Welcome to our dedicated page for AlphaTime Acquisition SEC filings (Ticker: ATMC), a comprehensive resource for investors and traders seeking official regulatory documents including 10-K annual reports, 10-Q quarterly earnings, 8-K material events, and insider trading forms.
AlphaTime Acquisition Corp (ATMC) files a range of documents with the U.S. Securities and Exchange Commission that reflect its status as a Cayman Islands-organized SPAC listed on Nasdaq. On this SEC filings page, investors can review its Forms 8-K, 10-Q, and related submissions, along with AI-powered summaries that clarify the implications of each filing.
Current reports on Form 8-K provide detailed information about key corporate events. A September 18, 2025 8-K outlines Securities Purchase Agreements for a PIPE financing involving ordinary shares and warrants, conducted in connection with a previously announced business combination with HCYC Group Company Limited and related parties. That filing also describes amended and restated PIPE agreements, registration rights for PIPE investors, and the terms of the PIPE warrants, including exercise price, term, and anti-dilution provisions.
An October 3, 2025 Form 8-K focuses on governance and trust account matters. It describes shareholder approval of amendments to the company’s Third Amended and Restated Memorandum and Articles of Association and to the Investment Management Trust Agreement, allowing extensions of the deadline to complete a business combination.
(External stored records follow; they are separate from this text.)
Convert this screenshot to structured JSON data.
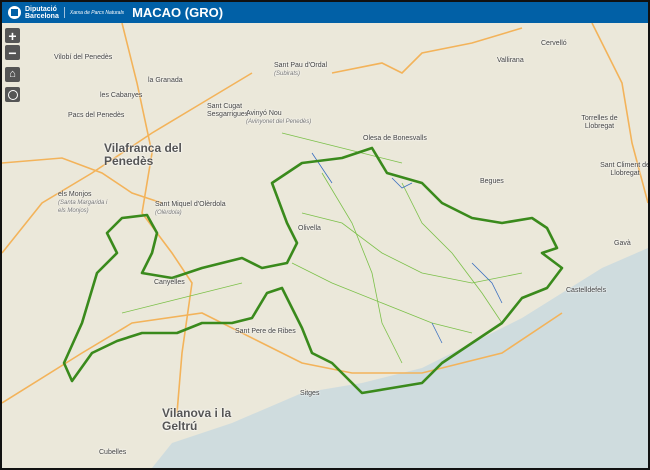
{
  "header": {
    "org_line1": "Diputació",
    "org_line2": "Barcelona",
    "network": "Xarxa de Parcs Naturals",
    "title": "MACAO (GRO)"
  },
  "controls": {
    "zoom_in": "+",
    "zoom_out": "−",
    "home_icon": "home-icon",
    "locate_icon": "locate-circle-icon"
  },
  "colors": {
    "header": "#0160a6",
    "park_boundary": "#3a8a1c",
    "trails": "#7cc04a",
    "rivers": "#3a6ec0",
    "roads": "#f3b35a",
    "sea": "#cfdcde",
    "land": "#ebe8da"
  },
  "places": [
    {
      "name": "Vilobí del Penedès"
    },
    {
      "name": "la Granada"
    },
    {
      "name": "les Cabanyes"
    },
    {
      "name": "Pacs del Penedès"
    },
    {
      "name": "Sant Pau d'Ordal",
      "sub": "(Subirats)"
    },
    {
      "name": "Sant Cugat Sesgarrigues"
    },
    {
      "name": "Avinyó Nou",
      "sub": "(Avinyonet del Penedès)"
    },
    {
      "name": "Vilafranca del Penedès"
    },
    {
      "name": "els Monjos",
      "sub": "(Santa Margarida i els Monjos)"
    },
    {
      "name": "Sant Miquel d'Olèrdola",
      "sub": "(Olèrdola)"
    },
    {
      "name": "Canyelles"
    },
    {
      "name": "Olivella"
    },
    {
      "name": "Sant Pere de Ribes"
    },
    {
      "name": "Olesa de Bonesvalls"
    },
    {
      "name": "Begues"
    },
    {
      "name": "Cervelló"
    },
    {
      "name": "Vallirana"
    },
    {
      "name": "Torrelles de Llobregat"
    },
    {
      "name": "Sant Climent de Llobregat"
    },
    {
      "name": "Gavà"
    },
    {
      "name": "Castelldefels"
    },
    {
      "name": "Sitges"
    },
    {
      "name": "Vilanova i la Geltrú"
    },
    {
      "name": "Cubelles"
    }
  ]
}
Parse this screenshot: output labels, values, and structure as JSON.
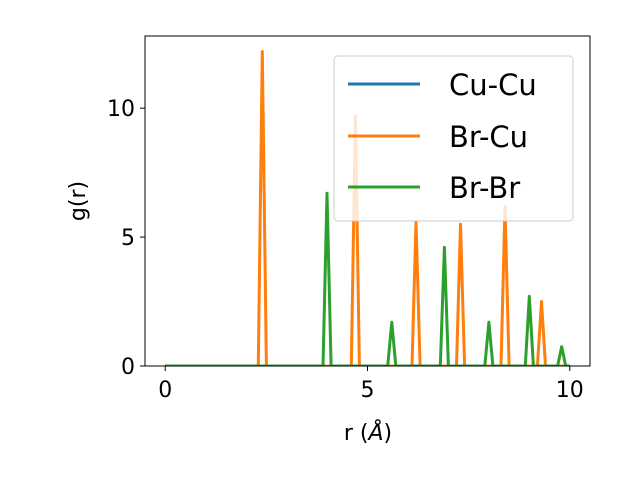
{
  "chart_data": {
    "type": "line",
    "xlabel_prefix": "r (",
    "xlabel_unit": "Å",
    "xlabel_suffix": ")",
    "ylabel": "g(r)",
    "xlim": [
      -0.5,
      10.5
    ],
    "ylim": [
      0,
      12.8
    ],
    "xticks": [
      0,
      5,
      10
    ],
    "yticks": [
      0,
      5,
      10
    ],
    "xtick_labels": [
      "0",
      "5",
      "10"
    ],
    "ytick_labels": [
      "0",
      "5",
      "10"
    ],
    "grid": false,
    "legend_position": "top-right",
    "series": [
      {
        "name": "Cu-Cu",
        "color": "#1f77b4",
        "x": [
          0,
          10
        ],
        "y": [
          0,
          0
        ]
      },
      {
        "name": "Br-Cu",
        "color": "#ff7f0e",
        "x": [
          0,
          2.3,
          2.4,
          2.5,
          4.6,
          4.7,
          4.8,
          6.1,
          6.2,
          6.3,
          7.2,
          7.3,
          7.4,
          8.3,
          8.4,
          8.5,
          9.2,
          9.3,
          9.4,
          10
        ],
        "y": [
          0,
          0,
          12.2,
          0,
          0,
          9.7,
          0,
          0,
          5.6,
          0,
          0,
          5.5,
          0,
          0,
          6.2,
          0,
          0,
          2.5,
          0,
          0
        ]
      },
      {
        "name": "Br-Br",
        "color": "#2ca02c",
        "x": [
          0,
          3.9,
          4.0,
          4.1,
          5.5,
          5.6,
          5.7,
          6.8,
          6.9,
          7.0,
          7.9,
          8.0,
          8.1,
          8.9,
          9.0,
          9.1,
          9.7,
          9.8,
          9.9,
          10
        ],
        "y": [
          0,
          0,
          6.7,
          0,
          0,
          1.7,
          0,
          0,
          4.6,
          0,
          0,
          1.7,
          0,
          0,
          2.7,
          0,
          0,
          0.75,
          0,
          0
        ]
      }
    ]
  }
}
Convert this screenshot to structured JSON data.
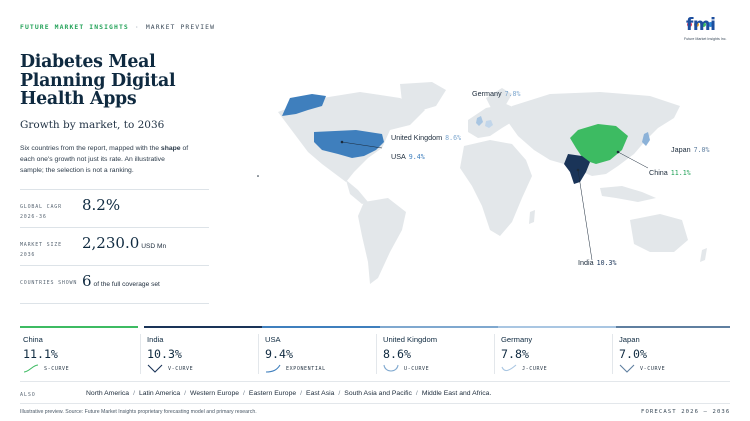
{
  "header": {
    "brand": "FUTURE MARKET INSIGHTS",
    "separator": "·",
    "kind": "MARKET PREVIEW",
    "logo_text": "fmi",
    "logo_sub": "Future Market Insights Inc."
  },
  "title": "Diabetes Meal Planning Digital Health Apps",
  "subtitle": "Growth by market, to 2036",
  "description": {
    "part1": "Six countries from the report, mapped with the ",
    "bold": "shape",
    "part2": " of each one's growth not just its rate. An illustrative sample; the selection is not a ranking."
  },
  "stats": {
    "cagr": {
      "label": "GLOBAL CAGR 2026-36",
      "value": "8.2%"
    },
    "size": {
      "label": "MARKET SIZE 2036",
      "value": "2,230.0",
      "unit": "USD Mn"
    },
    "countries": {
      "label": "COUNTRIES SHOWN",
      "value": "6",
      "unit": "of the full coverage set"
    }
  },
  "map": {
    "labels": {
      "germany": {
        "name": "Germany",
        "value": "7.8%"
      },
      "uk": {
        "name": "United Kingdom",
        "value": "8.6%"
      },
      "usa": {
        "name": "USA",
        "value": "9.4%"
      },
      "japan": {
        "name": "Japan",
        "value": "7.0%"
      },
      "china": {
        "name": "China",
        "value": "11.1%"
      },
      "india": {
        "name": "India",
        "value": "10.3%"
      }
    },
    "colors": {
      "land": "#e3e7ea",
      "usa": "#3f7fbd",
      "china": "#3dbb62",
      "india": "#1a3458",
      "uk": "#a9c6e2",
      "germany": "#c2d6ea",
      "japan": "#8cb2d8"
    }
  },
  "cards": [
    {
      "name": "China",
      "rate": "11.1%",
      "curve": "S-CURVE",
      "color": "#3dbb62"
    },
    {
      "name": "India",
      "rate": "10.3%",
      "curve": "V-CURVE",
      "color": "#1a3458"
    },
    {
      "name": "USA",
      "rate": "9.4%",
      "curve": "EXPONENTIAL",
      "color": "#3f7fbd"
    },
    {
      "name": "United Kingdom",
      "rate": "8.6%",
      "curve": "U-CURVE",
      "color": "#7fa8cf"
    },
    {
      "name": "Germany",
      "rate": "7.8%",
      "curve": "J-CURVE",
      "color": "#a9c6e2"
    },
    {
      "name": "Japan",
      "rate": "7.0%",
      "curve": "V-CURVE",
      "color": "#5f7fa0"
    }
  ],
  "also": {
    "label": "ALSO",
    "regions": [
      "North America",
      "Latin America",
      "Western Europe",
      "Eastern Europe",
      "East Asia",
      "South Asia and Pacific",
      "Middle East and Africa."
    ]
  },
  "footer": {
    "note": "Illustrative preview. Source: Future Market Insights proprietary forecasting model and primary research.",
    "forecast": "FORECAST 2026 – 2036"
  }
}
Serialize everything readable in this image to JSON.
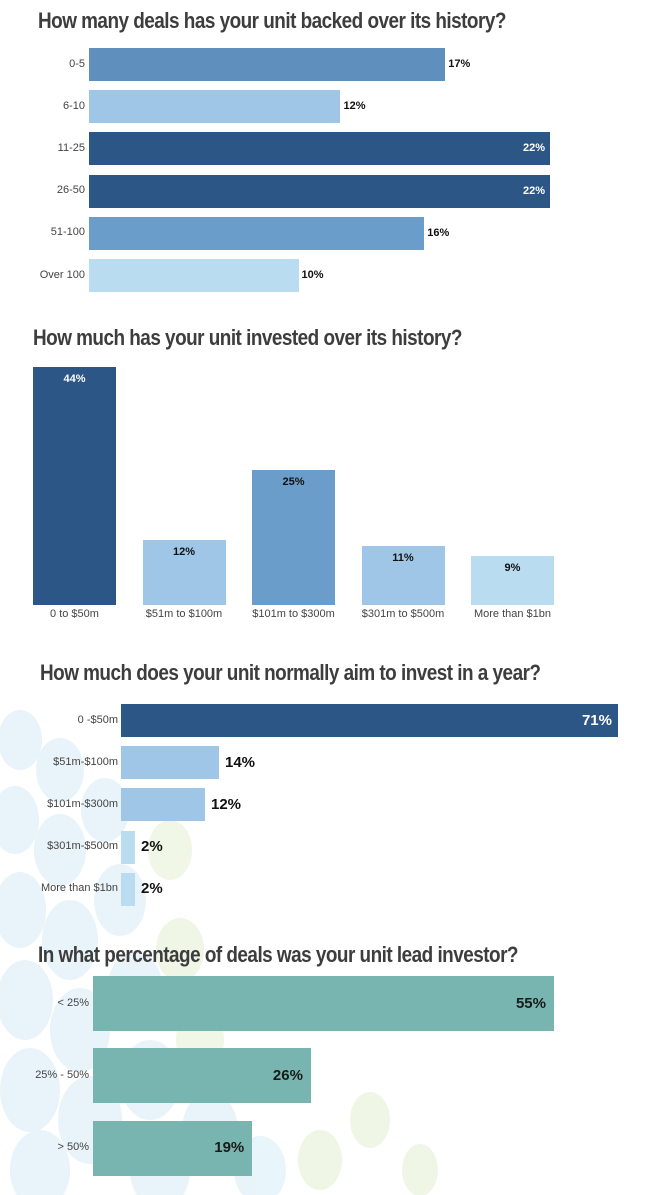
{
  "colors": {
    "navy": "#2c5685",
    "mid_blue": "#5f8fbd",
    "steel_blue": "#6a9dc9",
    "light_blue": "#9fc6e6",
    "pale_blue": "#b9dcf1",
    "teal": "#79b5b0"
  },
  "chart_data": [
    {
      "type": "bar",
      "orientation": "horizontal",
      "title": "How many deals has your unit backed over its history?",
      "categories": [
        "0-5",
        "6-10",
        "11-25",
        "26-50",
        "51-100",
        "Over 100"
      ],
      "values": [
        17,
        12,
        22,
        22,
        16,
        10
      ],
      "value_labels": [
        "17%",
        "12%",
        "22%",
        "22%",
        "16%",
        "10%"
      ],
      "colors": [
        "#5f8fbd",
        "#9fc6e6",
        "#2c5685",
        "#2c5685",
        "#6a9dc9",
        "#b9dcf1"
      ],
      "xlim": [
        0,
        22
      ],
      "unit": "%"
    },
    {
      "type": "bar",
      "orientation": "vertical",
      "title": "How much has your unit invested over its history?",
      "categories": [
        "0 to $50m",
        "$51m to $100m",
        "$101m to $300m",
        "$301m to $500m",
        "More than $1bn"
      ],
      "values": [
        44,
        12,
        25,
        11,
        9
      ],
      "value_labels": [
        "44%",
        "12%",
        "25%",
        "11%",
        "9%"
      ],
      "colors": [
        "#2c5685",
        "#9fc6e6",
        "#6a9dc9",
        "#9fc6e6",
        "#b9dcf1"
      ],
      "ylim": [
        0,
        44
      ],
      "unit": "%"
    },
    {
      "type": "bar",
      "orientation": "horizontal",
      "title": "How much does your unit normally aim to invest in a year?",
      "categories": [
        "0 -$50m",
        "$51m-$100m",
        "$101m-$300m",
        "$301m-$500m",
        "More than $1bn"
      ],
      "values": [
        71,
        14,
        12,
        2,
        2
      ],
      "value_labels": [
        "71%",
        "14%",
        "12%",
        "2%",
        "2%"
      ],
      "colors": [
        "#2c5685",
        "#9fc6e6",
        "#9fc6e6",
        "#b9dcf1",
        "#b9dcf1"
      ],
      "xlim": [
        0,
        71
      ],
      "unit": "%"
    },
    {
      "type": "bar",
      "orientation": "horizontal",
      "title": "In what percentage of deals was your unit lead investor?",
      "categories": [
        "< 25%",
        "25% - 50%",
        "> 50%"
      ],
      "values": [
        55,
        26,
        19
      ],
      "value_labels": [
        "55%",
        "26%",
        "19%"
      ],
      "colors": [
        "#79b5b0",
        "#79b5b0",
        "#79b5b0"
      ],
      "xlim": [
        0,
        55
      ],
      "unit": "%"
    }
  ]
}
The same filing reports on redemptions of ordinary shares and the resulting adjustments to funds held in the trust account and the number of shares outstanding.
Periodic reporting is also visible in AlphaTime Acquisition Corp’s SEC history. A Form 12b-25 (Notification of Late Filing) dated November 14, 2025 explains that the company could not file its Form 10-Q for the quarter ended September 30, 2025 within the prescribed time without unreasonable effort or expense, and indicates that it expected to file within the additional time allowed by Rule 12b-25. Through this page, users can access these filings in real time from EDGAR, while AI-generated explanations highlight the sections dealing with business combination timelines, trust account changes, PIPE financing terms, and reporting status.
Schedule 13G/A disclosures show that Wolverine Asset Management, LLC and affiliated entities report shared voting and dispositive power over 75,000 Ordinary Shares of Alphatime Acquisition Corp (ordinary shares, $0.0001 par). The reported 75,000 shares equal 2.94% of the issuer's 2,551,636 outstanding ordinary shares used for the percentage calculation per the issuer's publicly filed 8-K. The filing states the position was acquired and is held in the ordinary course of business and "not for the purpose of or with the effect of changing or influencing control" of the issuer. Reporting parties include Wolverine Asset Management, Wolverine Holdings, Wolverine Trading Partners, and individuals Christopher L. Gust and Robert R. Bellick, each shown with shared voting and dispositive power for the same 75,000 shares.
AlphaTime Acquisition Corp obtained shareholder approval on October 1, 2025 to extend the deadline to complete a business combination. The company can now push its original October 4, 2025 termination date up to three times, each by one month, to as late as January 4, 2026, by giving five days’ notice and depositing $55,000 per monthly extension into its trust account. These deposits are in exchange for a non-interest bearing, unsecured promissory note payable only if a business combination closes.
Shareholders approved amendments to both the company’s charter and its investment management trust agreement, as well as an adjournment proposal. In connection with the vote, holders of 917,814 ordinary shares redeemed their shares for approximately $11,362,537, or about $12.38 per share, leaving roughly $4,733,867 in the trust account. After these redemptions, AlphaTime has 2,551,636 ordinary shares outstanding.
AlphaTime Acquisition Corp entered into private PIPE financing agreements with accredited and non-U.S. investors to support its proposed business combination with HCYC Group Company Limited. The company agreed to sell an aggregate of $11.5 million of ordinary shares and accompanying warrants. This includes 1,150,000 ordinary shares at $10.00 per share and warrants to purchase up to 2,300,000 ordinary shares at $10.00 per share, exercisable immediately and expiring five years after issuance.
The PIPE is expected to close substantially concurrently with the HCYC business combination, subject to customary conditions. AlphaTime and the purchasers also entered into a Registration Rights Agreement requiring the company to register the resale of the PIPE shares and the shares underlying the warrants within specific deadlines, with liquidated damages if it fails to meet certain registration obligations. The agreements were later amended and restated to add HCYC as a party, with initial $5 million terms detailed and the remaining $6.5 million on the same structure.